An alternative approach would be listing projects that have the token list currently deactivated, so the access to them would be restricted once this rolls out. We would then search for the project paths in advanced search to find our potentially affected projects. The issue here is similar to above: Paths can be somewhat obscured by the use of variables or project IDs in the case of API access. I tend towards this approach, as it may scale better.
Hello we encountered an interesting issue with a US Government customer today.
The customer utilizes a single project to manage their container registry images and authenticate with a project access token. A DOCKER_AUTH_CONFIG instance-level environment variable is created to authenticate with the project's container registry. When jobs are initiated, we observed authentication failures when attempting to pull images from said project.
After some troubleshooting, we discovered that in the project's CI/CD settings, Token Access > Limit access from this project was still enabled, albeit the setting is deprecated. After disabling this setting, authentication to the project's container registry succeeded.
I came across this issue from our documentation -- does this fall under the scope of this discussion?
@dcoy What version were they on, I'm guessing something above 16.3 and they were still able to disable the setting via the UI, right? I'm guessing these authentication failures were changed behavior after an upgrade? Or was this just something they set up for the first time and couldn't get working as they thought it should?
I don't recall if Limit access from this project and Limit access to this project were mutually exclusive… but I don't think so. That's the only way I could really make sense of this, though. Seems very odd that the outbound limit would impact inbound auth requests to the container registry.

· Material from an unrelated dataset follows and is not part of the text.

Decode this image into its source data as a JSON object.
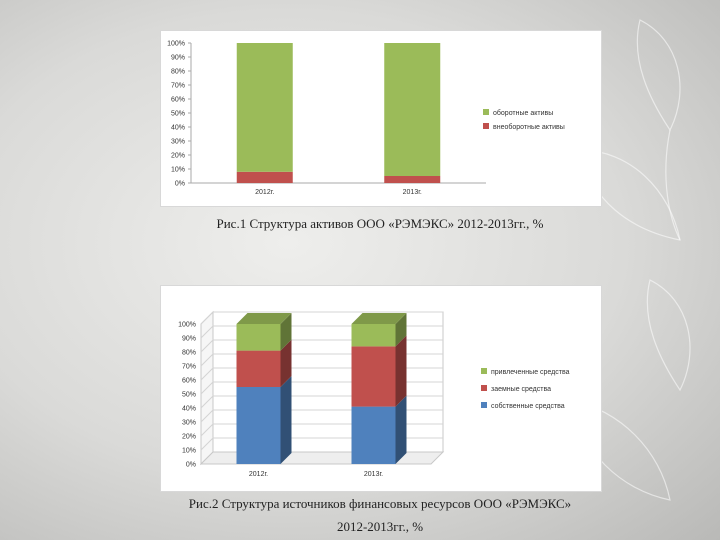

@dcoy@JamesRLopes what version did the customer upgrade from? I know we have had some other CI job token changes and I wonder if those changes are causing this problem.
To prepare for this change, users on GitLab.com or self-managed GitLab 15.9 or later can enable the Allow access setting now and add the other projects. It will not be possible to disable the setting in 18.0 or later.
Can this decision be rethought please?
We have a lot of repositories in a shared top level group (e.g CI components, packages, container images, ...). How are we supposed to manage adding every new project (dozens a day) to the allow lists of all these (also dozens) shared repositories?
There is nothing security critical in those repositories and we actively want them to be accessible from all other groups and project on our self hosted EE instance.
You could add all your top-level groups to the allowlist of your shared repositories (since #415519 (closed)), that way any newly created projects in those top-level groups should automatically have access. This is also possible via API (since #435903 (closed)), so it could be automated.
In self-managed there's also going to be an instance-level setting to disable the enforcement: #496647 (closed)
Our plans on this have gone through a few iterations – @jocelynjane has already prepared an update for the deprecation notice you quoted here, but it has not been merged yet. Hopefully this should address your concerns, @lovetheguitar!